Additionally, I propose augmenting the dataset by incorporating more data through web scraping. This, in turn, would contribute to the robustness of the model and improve its performance.
@re4lvanshsingh I am enthusiastic about contributing to the project and would appreciate it if you could assign me this particular issue under Codepeak'23.
Sure thing. You've got some good insights and I was kind of planning to change the underlying ML Model as well.
I have assigned this issue to you.

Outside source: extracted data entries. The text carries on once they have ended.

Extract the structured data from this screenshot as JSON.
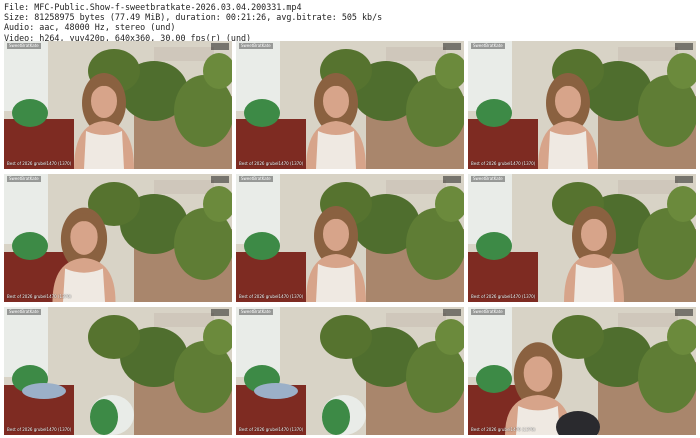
{
  "file_info": {
    "file": "File: MFC-Public.Show-f-sweetbratkate-2026.03.04.200331.mp4",
    "size": "Size: 81258975 bytes (77.49 MiB), duration: 00:21:26, avg.bitrate: 505 kb/s",
    "audio": "Audio: aac, 48000 Hz, stereo (und)",
    "video": "Video: h264, yuv420p, 640x360, 30.00 fps(r) (und)"
  },
  "thumbnails": [
    {
      "pose": "center",
      "top_left": "SweetBratKate",
      "bottom_left": "Best of 2026 grubel1470 (1370)"
    },
    {
      "pose": "center",
      "top_left": "SweetBratKate",
      "bottom_left": "Best of 2026 grubel1470 (1370)"
    },
    {
      "pose": "center",
      "top_left": "SweetBratKate",
      "bottom_left": "Best of 2026 grubel1470 (1370)"
    },
    {
      "pose": "left-lean",
      "top_left": "SweetBratKate",
      "bottom_left": "Best of 2026 grubel1470 (1370)"
    },
    {
      "pose": "center",
      "top_left": "SweetBratKate",
      "bottom_left": "Best of 2026 grubel1470 (1370)"
    },
    {
      "pose": "right",
      "top_left": "SweetBratKate",
      "bottom_left": "Best of 2026 grubel1470 (1370)"
    },
    {
      "pose": "empty",
      "top_left": "SweetBratKate",
      "bottom_left": "Best of 2026 grubel1470 (1370)"
    },
    {
      "pose": "empty",
      "top_left": "SweetBratKate",
      "bottom_left": "Best of 2026 grubel1470 (1370)"
    },
    {
      "pose": "close-left",
      "top_left": "SweetBratKate",
      "bottom_left": "Best of 2026 grubel1470 (1370)"
    }
  ],
  "colors": {
    "wall": "#d8d3c6",
    "window": "#e9ece8",
    "chair": "#7e2b22",
    "pillow": "#3d8a46",
    "foliage": "#4f6e2e",
    "skin": "#d7a48a",
    "hair": "#8a6140",
    "top": "#efe9e2",
    "shelf": "#a9866c"
  }
}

Here's what I want:
1) Using Web-Scraping tools like BeautifulSoup on python:
Extract the username, past 5 to 10 ratings, past 5 to 10 contest ranks, number of contests participated in and the number of accepted solutions (solved problems basically).
Prepare a comma separated values (csv) or excel file of the same.

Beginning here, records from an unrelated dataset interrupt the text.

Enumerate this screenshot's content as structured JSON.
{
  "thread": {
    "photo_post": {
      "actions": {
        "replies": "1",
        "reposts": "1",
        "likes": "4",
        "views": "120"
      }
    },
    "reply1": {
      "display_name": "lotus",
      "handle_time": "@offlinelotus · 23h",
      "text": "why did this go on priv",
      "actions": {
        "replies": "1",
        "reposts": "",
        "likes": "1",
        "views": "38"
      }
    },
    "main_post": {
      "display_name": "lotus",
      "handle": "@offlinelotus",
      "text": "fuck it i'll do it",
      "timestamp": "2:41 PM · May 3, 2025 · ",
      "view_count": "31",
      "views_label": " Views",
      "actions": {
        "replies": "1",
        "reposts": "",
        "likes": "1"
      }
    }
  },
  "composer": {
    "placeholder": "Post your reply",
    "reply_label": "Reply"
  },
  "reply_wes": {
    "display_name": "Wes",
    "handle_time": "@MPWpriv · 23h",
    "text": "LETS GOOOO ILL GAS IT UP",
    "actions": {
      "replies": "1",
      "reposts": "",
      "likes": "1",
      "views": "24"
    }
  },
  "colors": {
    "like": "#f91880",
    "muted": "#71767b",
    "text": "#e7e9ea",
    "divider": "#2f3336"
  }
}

2) Train various ML models on the divided dataset (70:30 ratio for training and testing) like Polynomial Regression, Neural Networks etc. and employ the highest performing model.
3) Using matplotlib plot the points for visualisation.
Right now, I have assigned the task of Web-Scraping for you as a medium task.
@HavokSahil please comment on the web-scraping issue to get it assigned. I will close this thread afterwards
@re4lvanshsingh I have sent the pull request. I have added new folder for Web-Scrapper. #6
Description
I have observed that the model predictions for Codechef ratings tend to overshoot, especially at lower Codeforces ratings, due to the use of a 3-degree polynomial. This behavior is impacting the accuracy of the predictions.
Expected Behavior
The model should however be consistent with lower as well as higher rating input within threshold value.